In the context of a current project at the HCC, a text analysis pipeline has been build that uses UMAP as DR method and k-medoids as clustering method. This set-up shall be used by non-technical experts for specifying topics in a text corpora. The questions is, how this process of annotating clusters of text can be supported by explanations. These explanation are used to support users in their annotation task.Objectives
This BSc. thesis aims to provide a first interactive visualization interface, that allows users to interactively explore shared topics of a text corpora. This prototype shall especially help to determine existing explanation needs of users. A subset of these explanation needs should already be realized in suitable explanations.

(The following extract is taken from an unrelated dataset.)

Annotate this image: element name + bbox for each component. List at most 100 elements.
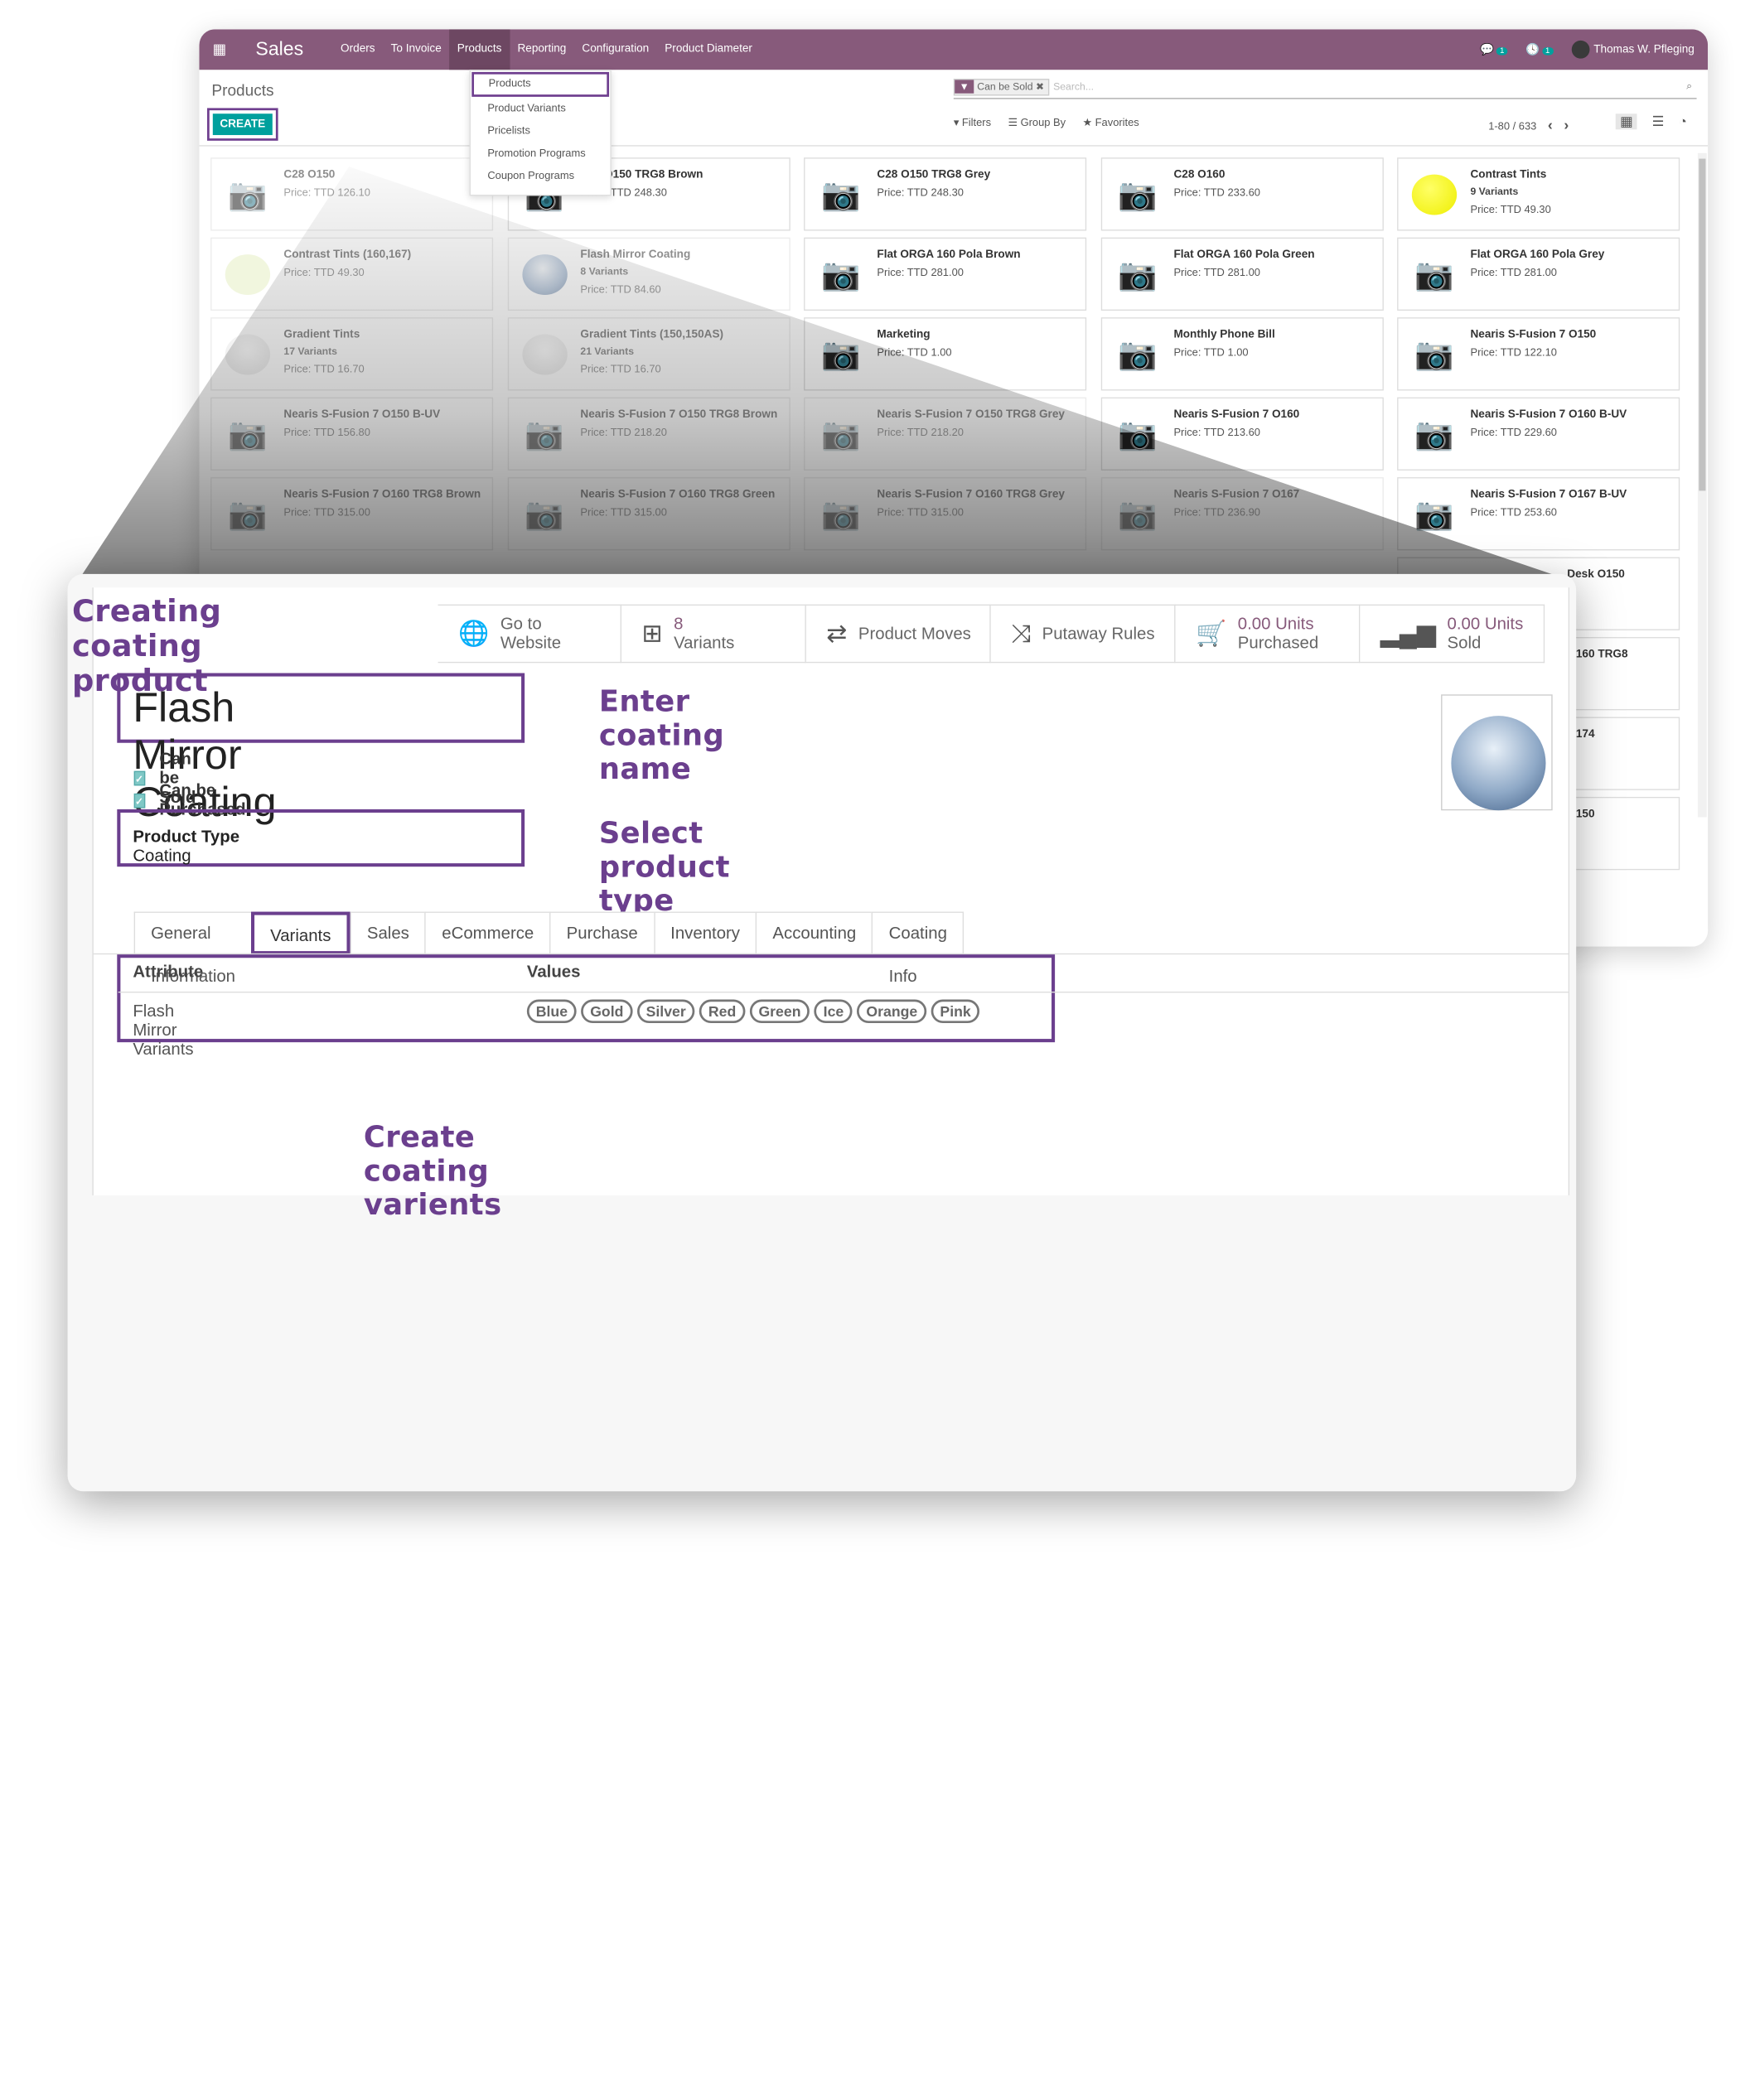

- Use the UMAP explorer (https://github.com/GrantCuster/umap-explorer) and select existing interaction approaches from literature provide a first interactive visualization interface. For example, allow users to explore the clustering results (e.g. contained documents, relevant feature terms), and quality measures.
- Conduct interview studies (e.g. contextual inquiry) for determining existing explanation needs and translate them into explanation.
- Extend the interactive visualization interface by additional explanation.
- Validate the usefulness of the interactive visualization interface with a usage scenario describing how users can explore document collections in a visual and interactive way.
 Legg, P., Smith, J., & Downing, A. (2019). Visual analytics for collaborative human-machine confidence in human-centric active learning tasks. Human-centric Computing and Information Sciences, 9(1), 1-25.
 Ruppert, T., Staab, M., Bannach, A., Lücke-Tieke, H., Bernard, J., Kuijper, A., & Kohlhammer, J. (2017). Visual interactive creation and validation of text clustering workflows to explore document collections. Electronic Imaging, 2017(1), 46-57.
 Sacha, D., Zhang, L., Sedlmair, M., Lee, J. A., Peltonen, J., Weiskopf, D., ... & Keim, D. A. (2016). Visual interaction with dimensionality reduction: A structured literature analysis. IEEE Transactions on Visualization and Computer Graphics, 23(1), 241-250.